赵小虎见状,赶紧追了两步,扬声问:“成才,是去四合院那边吗?”
“小虎哥,你先过去吧,帮我跟三多他们打个招呼。”
成才没有回头,脚步却放慢了些,明显在等身后那个迟疑的人跟上,“我跟他……说几句话。
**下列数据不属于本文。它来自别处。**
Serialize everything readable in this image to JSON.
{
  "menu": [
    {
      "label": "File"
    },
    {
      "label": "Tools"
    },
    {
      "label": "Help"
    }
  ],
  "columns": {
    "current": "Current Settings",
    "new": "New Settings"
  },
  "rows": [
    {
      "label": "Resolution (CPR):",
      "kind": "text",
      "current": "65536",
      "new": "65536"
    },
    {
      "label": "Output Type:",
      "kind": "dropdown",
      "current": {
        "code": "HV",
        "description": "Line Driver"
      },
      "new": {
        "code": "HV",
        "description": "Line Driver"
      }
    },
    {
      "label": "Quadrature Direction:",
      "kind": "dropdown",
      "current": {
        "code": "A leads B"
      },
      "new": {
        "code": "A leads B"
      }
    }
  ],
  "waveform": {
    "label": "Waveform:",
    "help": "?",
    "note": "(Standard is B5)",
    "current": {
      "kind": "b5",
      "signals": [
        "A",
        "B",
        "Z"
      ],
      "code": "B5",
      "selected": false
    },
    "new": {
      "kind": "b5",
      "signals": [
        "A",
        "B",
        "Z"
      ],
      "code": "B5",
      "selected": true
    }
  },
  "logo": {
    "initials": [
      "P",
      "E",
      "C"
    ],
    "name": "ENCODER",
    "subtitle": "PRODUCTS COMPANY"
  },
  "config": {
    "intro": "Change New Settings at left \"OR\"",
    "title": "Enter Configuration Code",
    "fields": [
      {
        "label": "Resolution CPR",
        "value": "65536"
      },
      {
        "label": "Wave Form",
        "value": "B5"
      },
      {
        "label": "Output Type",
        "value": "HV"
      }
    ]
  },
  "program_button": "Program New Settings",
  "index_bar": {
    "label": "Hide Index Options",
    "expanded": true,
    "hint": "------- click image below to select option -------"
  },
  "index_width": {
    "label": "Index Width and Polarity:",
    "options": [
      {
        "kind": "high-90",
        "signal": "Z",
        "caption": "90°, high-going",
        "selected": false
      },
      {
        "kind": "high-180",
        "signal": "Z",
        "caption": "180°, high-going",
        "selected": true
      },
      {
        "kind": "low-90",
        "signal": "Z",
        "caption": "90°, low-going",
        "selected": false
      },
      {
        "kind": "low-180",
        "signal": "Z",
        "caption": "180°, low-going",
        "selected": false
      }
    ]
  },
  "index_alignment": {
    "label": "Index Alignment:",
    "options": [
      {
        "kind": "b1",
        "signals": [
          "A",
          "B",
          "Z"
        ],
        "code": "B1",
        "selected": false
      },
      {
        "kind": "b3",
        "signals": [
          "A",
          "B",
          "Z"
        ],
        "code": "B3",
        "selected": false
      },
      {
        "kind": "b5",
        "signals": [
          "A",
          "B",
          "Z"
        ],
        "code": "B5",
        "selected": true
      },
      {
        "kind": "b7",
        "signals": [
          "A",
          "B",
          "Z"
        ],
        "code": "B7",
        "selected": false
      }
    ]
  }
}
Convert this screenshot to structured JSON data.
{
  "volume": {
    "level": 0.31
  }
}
”
铁路张了张嘴,“不用麻烦,我找个招待所就行”这句话已经到了嘴边,可就在此时,成才恰好回过头来,看了他一眼。
那眼神很平静,没什么特别的情绪,却莫名让铁路想起了很久以前——不是这一世,是更久远的硝烟弥漫的战场上,他的班长也是这样平静地看过来。
所有推拒的话瞬间被堵了回去。
铁路像当年那个服从命令的兵一样,闭上了嘴,默不作声地、顺从地跟在了成才身后半步远的距离。
晚风拂过街边的银杏树,叶片哗啦轻响,几片早黄的叶子打着旋儿飘落,擦过两人的肩头,又悄然坠地。
铁路的目光,自始至终都没有离开过前方那个挺直而优雅的背影。
他看着成才衬衫下摆被微风拂动的细微弧度,看着他行走时肩背平稳的线条,
心脏像是被浸泡在温热的酸液里,那份压抑了多年、早已深入骨髓的思念,此刻破土而出,疯狂滋长,藤蔓般缠绕收紧,
让他每一次呼吸都带着隐秘的、尖锐的痛楚,以及一种近乎奢侈的、偷来的幸福。
四合院
浴室里氤氲的水汽尚未完全散去,空气中漂浮着沐浴露清爽的淡香,混合着一种属于成才居所特有的、宁谧安稳的气息。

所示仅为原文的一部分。